REVIEW POTPOURRI – Poet: Samuel French Morse; Pianist: Moriz Rosenthal

Morse poems

Peter Catesby Peter Cates

Samuel French Morse

Poet Samuel French Morse (1916-1985) taught English at Northeastern University and summered in Hancock.

His A Poem About the Red Paint People is a rumination on a long lost Native-American tribe and can be read in its entirety in the anthology Maine Speaks.

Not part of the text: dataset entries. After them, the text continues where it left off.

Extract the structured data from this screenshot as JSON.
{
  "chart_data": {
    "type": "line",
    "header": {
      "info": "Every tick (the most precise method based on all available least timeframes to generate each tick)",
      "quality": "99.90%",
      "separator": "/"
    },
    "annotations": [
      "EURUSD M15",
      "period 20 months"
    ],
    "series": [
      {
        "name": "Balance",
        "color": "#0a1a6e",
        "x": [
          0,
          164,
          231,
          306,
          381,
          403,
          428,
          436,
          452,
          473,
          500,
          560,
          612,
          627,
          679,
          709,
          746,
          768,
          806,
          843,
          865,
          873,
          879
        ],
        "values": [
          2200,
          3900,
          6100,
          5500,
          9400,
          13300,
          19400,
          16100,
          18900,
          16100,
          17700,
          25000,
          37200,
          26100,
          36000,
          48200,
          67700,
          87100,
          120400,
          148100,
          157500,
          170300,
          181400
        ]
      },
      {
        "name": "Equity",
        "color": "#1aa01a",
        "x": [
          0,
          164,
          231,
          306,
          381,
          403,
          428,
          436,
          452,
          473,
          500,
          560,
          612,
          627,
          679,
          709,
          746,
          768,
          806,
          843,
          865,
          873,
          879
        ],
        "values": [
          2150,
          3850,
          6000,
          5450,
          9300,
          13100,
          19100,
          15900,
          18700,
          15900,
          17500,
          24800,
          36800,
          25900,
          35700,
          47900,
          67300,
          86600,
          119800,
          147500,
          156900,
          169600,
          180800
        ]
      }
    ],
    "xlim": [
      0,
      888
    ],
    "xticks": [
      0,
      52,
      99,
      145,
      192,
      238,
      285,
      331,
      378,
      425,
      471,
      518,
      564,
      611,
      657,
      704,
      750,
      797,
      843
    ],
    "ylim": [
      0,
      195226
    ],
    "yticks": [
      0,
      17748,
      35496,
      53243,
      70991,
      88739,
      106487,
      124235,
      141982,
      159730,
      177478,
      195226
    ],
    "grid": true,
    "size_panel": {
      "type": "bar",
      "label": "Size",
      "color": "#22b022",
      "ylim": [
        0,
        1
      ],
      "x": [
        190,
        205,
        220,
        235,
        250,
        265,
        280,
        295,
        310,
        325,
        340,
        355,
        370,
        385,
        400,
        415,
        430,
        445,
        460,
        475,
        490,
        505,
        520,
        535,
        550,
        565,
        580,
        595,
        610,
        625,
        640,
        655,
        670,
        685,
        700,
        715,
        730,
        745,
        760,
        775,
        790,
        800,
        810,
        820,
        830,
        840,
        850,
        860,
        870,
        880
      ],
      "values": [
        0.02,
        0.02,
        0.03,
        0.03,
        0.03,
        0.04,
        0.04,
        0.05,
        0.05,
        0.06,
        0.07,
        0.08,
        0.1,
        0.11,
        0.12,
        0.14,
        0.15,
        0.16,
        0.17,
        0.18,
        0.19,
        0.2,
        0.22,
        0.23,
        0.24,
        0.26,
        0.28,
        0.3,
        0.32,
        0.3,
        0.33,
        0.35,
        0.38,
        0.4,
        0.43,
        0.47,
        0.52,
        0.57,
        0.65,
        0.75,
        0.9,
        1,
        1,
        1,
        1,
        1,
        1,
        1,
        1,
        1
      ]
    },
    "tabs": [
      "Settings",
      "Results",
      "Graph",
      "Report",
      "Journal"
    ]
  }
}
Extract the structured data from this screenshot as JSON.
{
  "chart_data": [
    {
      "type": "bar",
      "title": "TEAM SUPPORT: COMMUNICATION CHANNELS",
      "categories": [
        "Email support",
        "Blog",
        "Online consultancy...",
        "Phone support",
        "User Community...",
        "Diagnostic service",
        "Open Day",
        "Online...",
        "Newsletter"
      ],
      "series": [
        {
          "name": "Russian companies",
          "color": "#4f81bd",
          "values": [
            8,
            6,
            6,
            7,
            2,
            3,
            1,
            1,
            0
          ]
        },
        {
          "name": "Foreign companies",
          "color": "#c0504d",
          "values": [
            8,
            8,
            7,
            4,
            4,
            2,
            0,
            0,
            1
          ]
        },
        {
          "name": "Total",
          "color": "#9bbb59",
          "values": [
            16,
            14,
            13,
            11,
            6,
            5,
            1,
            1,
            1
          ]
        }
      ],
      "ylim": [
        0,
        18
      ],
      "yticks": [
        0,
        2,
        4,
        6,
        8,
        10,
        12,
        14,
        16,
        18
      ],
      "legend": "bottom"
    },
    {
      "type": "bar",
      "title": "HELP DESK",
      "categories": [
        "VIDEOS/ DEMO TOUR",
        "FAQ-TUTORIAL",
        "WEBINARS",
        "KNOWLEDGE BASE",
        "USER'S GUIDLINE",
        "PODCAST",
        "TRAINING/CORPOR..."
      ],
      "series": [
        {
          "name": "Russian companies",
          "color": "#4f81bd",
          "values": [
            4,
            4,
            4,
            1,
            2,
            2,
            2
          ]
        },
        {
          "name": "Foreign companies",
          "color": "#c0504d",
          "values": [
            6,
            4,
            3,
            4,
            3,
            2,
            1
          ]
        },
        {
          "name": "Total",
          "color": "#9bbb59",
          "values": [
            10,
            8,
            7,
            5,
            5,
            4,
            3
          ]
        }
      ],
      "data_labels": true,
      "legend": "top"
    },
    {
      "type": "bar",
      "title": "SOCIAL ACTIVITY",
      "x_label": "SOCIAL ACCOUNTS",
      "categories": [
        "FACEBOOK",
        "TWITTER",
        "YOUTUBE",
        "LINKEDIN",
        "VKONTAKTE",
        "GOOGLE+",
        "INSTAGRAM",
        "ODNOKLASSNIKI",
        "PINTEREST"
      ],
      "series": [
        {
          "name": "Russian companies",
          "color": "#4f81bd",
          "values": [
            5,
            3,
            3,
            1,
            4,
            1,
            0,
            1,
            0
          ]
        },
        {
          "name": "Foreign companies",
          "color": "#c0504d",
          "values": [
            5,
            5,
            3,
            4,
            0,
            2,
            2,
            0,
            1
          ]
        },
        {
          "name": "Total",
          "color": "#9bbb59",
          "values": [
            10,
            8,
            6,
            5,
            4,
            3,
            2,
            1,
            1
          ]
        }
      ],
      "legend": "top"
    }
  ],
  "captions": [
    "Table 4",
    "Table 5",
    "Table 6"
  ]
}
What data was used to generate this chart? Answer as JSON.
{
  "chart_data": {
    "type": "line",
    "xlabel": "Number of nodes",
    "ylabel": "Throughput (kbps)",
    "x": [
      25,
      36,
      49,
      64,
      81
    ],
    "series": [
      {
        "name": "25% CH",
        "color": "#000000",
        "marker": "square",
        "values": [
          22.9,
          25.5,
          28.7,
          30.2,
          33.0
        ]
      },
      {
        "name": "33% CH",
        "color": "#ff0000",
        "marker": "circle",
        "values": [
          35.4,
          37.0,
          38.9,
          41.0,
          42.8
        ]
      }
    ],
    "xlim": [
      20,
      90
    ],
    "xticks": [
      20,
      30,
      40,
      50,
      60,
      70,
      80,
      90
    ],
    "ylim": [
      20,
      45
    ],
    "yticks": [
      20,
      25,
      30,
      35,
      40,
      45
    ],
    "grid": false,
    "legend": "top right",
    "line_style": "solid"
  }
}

Several lines evoke the sense of sorrow and wonder at a burial site excavation:

“Perhaps he gave the place a name,
Or left a mark the weather wore
As smooth as water long before
The Abenaki settled here.
But who they were and where they went
No Indian or white man knows,
Whose own untoward and bitter wars
Are shellheaps now and broken adze,
Not someone’s half-remembered lies.”

According to his bio details, Morse kept a garden in which he grew plants not usually found and regaled visitors with inexhaustible details on each one.

Moriz Rosenthal

Moriz Rosenthal

Polish pianist Moriz Rosenthal (1862-1946) achieved such progress as a youth that, after a tour of Romania, he was appointed the Romanian court pianist at the age of 14.

In 1878, Rosenthal began studying with legendary composer/pianist Franz Liszt (1811-1886) at Weimar and remained there as an assistant until Liszt’s death.

The pianist made his U.S. debut in Boston in 1888, taught piano at Phila­delphia’s Curtis Institute of Music from 1926-28 and set up his own private studio in 1939 in New York City where he lived the last seven years of his life.

I have two of the four 12-inch 78 records that comprise a Victor Red Seal album of Chopin pieces he recorded in 1935 (Victor M/DM-338) which can be heard via Internet Archive. It is well worth hearing for its combination of astounding technical virtuosity, an astonishing range of loud and soft dynamics and a heartfelt poetry and knack for conveying the beauty of Chopin’s notes, especially the selected two Nocturnes.

Rosenthal also had a scathing sarcasm. When the pianist heard Vladimir Horowitz thunder brilliantly through the opening of the Tchaikovsky 1st Piano Concerto, he remarked, “He is an Octavian, but not Caesar.”

Upon attending a recital of another legendary pianist Paderewski, Rosenthal commented, “Yes, he plays well, I suppose, but he’s no Paderewski.”